Still, there was a big, boisterous crowd at the traditional “apres” so I had a chance to talk to such die-hard hashers as Barbara Barone, 34, of New Castle, Del., who rhapsodized about hashing in mud so deep she had to use duct tape to hold her sneakers on, and Stan Cherim, 67, of Wallingford, who's run 18 marathons, including one on Mount Everest, but who loves hashing because of the jolly folks and let-your-hair-down camaraderie. “It's such a refreshing change,” the retired Delaware County Community College chemistry professor told me. “No numbers, no starting lines, no finishing chutes, no times. Hashing helps keep me young.”

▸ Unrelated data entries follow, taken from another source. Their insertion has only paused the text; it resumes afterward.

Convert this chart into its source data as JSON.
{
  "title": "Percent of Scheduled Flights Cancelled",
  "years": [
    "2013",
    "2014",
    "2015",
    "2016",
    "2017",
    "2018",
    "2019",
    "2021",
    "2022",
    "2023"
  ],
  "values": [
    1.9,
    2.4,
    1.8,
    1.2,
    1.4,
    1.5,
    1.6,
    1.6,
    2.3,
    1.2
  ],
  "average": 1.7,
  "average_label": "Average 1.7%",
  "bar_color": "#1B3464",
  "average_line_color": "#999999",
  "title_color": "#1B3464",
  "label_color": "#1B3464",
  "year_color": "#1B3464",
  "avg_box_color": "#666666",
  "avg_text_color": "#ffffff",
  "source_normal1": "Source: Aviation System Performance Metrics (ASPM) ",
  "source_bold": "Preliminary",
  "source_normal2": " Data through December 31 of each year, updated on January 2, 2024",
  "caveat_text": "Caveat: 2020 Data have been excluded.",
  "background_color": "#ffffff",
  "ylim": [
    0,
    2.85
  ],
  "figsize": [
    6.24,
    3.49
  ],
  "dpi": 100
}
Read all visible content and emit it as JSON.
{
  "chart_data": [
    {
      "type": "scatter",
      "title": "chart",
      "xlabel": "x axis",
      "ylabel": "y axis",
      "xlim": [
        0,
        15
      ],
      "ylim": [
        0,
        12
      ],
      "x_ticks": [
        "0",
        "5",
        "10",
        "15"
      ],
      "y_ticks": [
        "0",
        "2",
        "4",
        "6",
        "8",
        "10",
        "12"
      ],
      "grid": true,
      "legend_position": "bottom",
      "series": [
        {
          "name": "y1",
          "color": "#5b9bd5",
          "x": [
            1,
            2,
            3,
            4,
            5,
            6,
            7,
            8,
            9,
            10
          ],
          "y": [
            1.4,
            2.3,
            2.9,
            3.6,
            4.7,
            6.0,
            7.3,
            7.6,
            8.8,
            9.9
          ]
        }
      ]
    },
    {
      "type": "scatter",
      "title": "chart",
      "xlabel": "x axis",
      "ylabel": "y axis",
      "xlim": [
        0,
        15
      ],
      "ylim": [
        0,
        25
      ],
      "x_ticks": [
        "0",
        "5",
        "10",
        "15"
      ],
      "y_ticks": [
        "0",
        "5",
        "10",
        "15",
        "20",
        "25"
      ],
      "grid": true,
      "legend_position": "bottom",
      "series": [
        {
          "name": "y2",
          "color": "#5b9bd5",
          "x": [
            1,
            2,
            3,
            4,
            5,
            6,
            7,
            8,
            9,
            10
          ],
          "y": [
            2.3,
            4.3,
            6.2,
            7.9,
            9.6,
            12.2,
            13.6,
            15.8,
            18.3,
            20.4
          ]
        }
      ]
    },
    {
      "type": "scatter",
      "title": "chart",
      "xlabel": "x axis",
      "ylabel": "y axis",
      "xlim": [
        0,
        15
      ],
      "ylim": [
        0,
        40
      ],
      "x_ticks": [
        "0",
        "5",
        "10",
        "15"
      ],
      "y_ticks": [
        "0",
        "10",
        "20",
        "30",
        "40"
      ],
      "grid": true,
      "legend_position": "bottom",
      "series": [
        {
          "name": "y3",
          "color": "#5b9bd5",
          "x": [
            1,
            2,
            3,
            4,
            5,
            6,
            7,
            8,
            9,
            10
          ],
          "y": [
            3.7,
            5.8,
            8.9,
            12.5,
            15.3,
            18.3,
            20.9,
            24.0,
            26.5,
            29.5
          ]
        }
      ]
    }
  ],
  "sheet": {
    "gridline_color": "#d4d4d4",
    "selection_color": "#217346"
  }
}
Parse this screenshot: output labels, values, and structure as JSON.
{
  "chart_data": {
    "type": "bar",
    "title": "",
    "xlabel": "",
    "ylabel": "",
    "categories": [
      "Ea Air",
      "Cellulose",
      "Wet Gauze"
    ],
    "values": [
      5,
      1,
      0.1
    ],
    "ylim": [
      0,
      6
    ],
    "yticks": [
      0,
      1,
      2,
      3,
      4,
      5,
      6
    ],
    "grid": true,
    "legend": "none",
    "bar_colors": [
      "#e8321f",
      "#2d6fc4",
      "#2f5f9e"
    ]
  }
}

The Hash Circle, the quasi-religious ceremony that highlights every apres, took place in Hayes' backyard, illuminated now by floodlights. To the accompaniment of lusty cheers, jeers and ribald lyrics, various members of the hash were saluted and penalized for such offenses as finishing first, taking shortcuts, or wearing T-shirts from road races.

In every instance, the punishment meted out was a “down-down'': Being compelled to publicly chug a mug of beer. If you can't drain it in one suckdown, you must pour the remainder over your head. As a virgin hasher, I was duly sentenced to a down-down, which I performed in an exemplary fashion, thereby earning a souvenir Hockessin Hash House Harriers plastic mug bearing the memorable motto “Beer -- It's not just for breakfast anymore.''

Truth to tell, in keeping with the laissez-faire spirit of the hash and its strictly enforced no-requirements requirement, you don't have to drink. Several H4 members are teetotalers, and it's not held against you in the least if you prefer water, Pepsi or Hawaiian Punch -- even for the down-down.

Still, beer does tend to make things a mite merrier. As Auer so aptly phrased it, “The hash is just like a fraternity -- only we're older, we've got more money, and we can buy better beer.”